We have not left the recession behind by a long way.
Liquidity may have improved (it generally does when you give money away) but efficiency, exports, solvency have not improved.
The rate of increase in national debt may have slowed but the Government Deficit is still going up.
More people may be employed in the private sector but only because there are now 5 million so called self employed, of whom at least 2 million are earning less than the minimum wage for themselves because they can’t become employees.
As for the tiny increase in GDP – GDP itself is now a misleading economic indicator when it comes to a way of measuring real national wealth.
And as for Labour, their misguided policies will only make things worse.
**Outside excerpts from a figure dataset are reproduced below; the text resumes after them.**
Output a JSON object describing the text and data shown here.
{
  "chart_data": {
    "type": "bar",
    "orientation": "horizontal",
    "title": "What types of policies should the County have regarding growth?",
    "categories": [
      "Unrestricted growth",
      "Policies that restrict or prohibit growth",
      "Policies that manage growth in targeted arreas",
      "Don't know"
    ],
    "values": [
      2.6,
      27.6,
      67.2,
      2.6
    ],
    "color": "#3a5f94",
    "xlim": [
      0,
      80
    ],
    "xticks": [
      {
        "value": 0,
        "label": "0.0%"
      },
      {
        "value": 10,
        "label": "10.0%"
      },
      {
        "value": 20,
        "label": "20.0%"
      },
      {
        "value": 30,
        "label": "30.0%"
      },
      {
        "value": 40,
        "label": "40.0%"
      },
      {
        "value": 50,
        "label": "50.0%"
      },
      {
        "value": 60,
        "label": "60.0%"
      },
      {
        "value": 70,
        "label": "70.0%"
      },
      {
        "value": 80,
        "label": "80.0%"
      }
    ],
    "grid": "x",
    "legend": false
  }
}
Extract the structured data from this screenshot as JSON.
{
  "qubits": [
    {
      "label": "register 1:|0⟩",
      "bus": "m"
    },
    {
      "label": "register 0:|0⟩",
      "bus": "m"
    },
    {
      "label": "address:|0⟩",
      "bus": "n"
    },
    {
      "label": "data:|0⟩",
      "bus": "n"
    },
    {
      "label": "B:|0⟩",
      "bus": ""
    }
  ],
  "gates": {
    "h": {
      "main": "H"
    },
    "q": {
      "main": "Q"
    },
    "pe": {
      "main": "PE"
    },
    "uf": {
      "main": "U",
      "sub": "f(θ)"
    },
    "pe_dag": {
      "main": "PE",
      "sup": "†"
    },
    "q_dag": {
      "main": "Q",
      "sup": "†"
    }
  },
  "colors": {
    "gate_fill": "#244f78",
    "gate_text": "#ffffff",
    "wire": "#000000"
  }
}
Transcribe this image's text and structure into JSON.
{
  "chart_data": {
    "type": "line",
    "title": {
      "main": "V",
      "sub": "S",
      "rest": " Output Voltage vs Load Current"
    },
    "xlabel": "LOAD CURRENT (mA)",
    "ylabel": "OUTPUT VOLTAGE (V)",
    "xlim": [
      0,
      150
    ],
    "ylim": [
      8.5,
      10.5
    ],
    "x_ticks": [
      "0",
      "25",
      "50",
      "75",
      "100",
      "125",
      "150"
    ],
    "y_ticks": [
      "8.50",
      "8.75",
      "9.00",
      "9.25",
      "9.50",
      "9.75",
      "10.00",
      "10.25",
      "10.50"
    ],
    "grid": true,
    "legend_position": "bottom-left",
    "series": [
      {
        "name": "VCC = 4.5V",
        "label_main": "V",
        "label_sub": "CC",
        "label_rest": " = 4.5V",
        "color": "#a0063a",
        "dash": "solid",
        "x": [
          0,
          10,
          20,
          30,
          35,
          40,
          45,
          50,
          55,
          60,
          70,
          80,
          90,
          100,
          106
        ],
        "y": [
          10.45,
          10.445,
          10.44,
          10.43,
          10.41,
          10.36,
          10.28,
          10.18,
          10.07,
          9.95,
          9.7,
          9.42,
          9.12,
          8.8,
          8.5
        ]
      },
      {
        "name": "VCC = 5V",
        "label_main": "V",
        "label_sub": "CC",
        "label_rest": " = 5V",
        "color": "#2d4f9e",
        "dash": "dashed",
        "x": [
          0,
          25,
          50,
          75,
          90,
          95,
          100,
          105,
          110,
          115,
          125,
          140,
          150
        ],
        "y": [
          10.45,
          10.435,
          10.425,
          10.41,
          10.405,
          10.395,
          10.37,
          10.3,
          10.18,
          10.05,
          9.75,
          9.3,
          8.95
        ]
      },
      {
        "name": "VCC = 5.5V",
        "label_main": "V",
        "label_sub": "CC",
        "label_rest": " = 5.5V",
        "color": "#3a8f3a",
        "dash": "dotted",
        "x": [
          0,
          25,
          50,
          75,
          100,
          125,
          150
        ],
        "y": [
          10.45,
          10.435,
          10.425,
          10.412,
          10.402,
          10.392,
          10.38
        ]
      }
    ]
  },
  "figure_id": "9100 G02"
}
Nationalising the railways, price controls (no mention of wage controls – yet) and more borrowing for public sector projects is going backwards rather than forwards.
They are right to say wages have risen slower than prices (except for those at the top of the Banking and Finance trees) and most people are now worse off than they were in 2008 but stronger Trade Unions and striking Tube Workers are not the answer.
I don’t even want to mention UKIP – Unconsidered Knowingly Illogical Policies.
Western Europe and the USA seem powerless in the face of events in Ukraine and the Middle East.
We are fighting a losing battle for democracy across the globe because democracy, as we currently know it, is failing to deliver what people want.
Inequality of wealth is getting greater. The prosperous middle is now squeezed. Among the mega rich there is a growing feeling they no longer need to obey the law as they are above such things and money can buy anything, while some of the very poor mistakenly believe they cannot afford to obey the law if they don’t want to starve.
Politicians need to raise their game and come up with new ways of thinking about and dealing with excessive inequalities of wealth, opportunity and dignity.
They should start by restricting credit and getting the current generation living within its means and not mortgaging the present by imposing ever bigger debt on our children and future generations.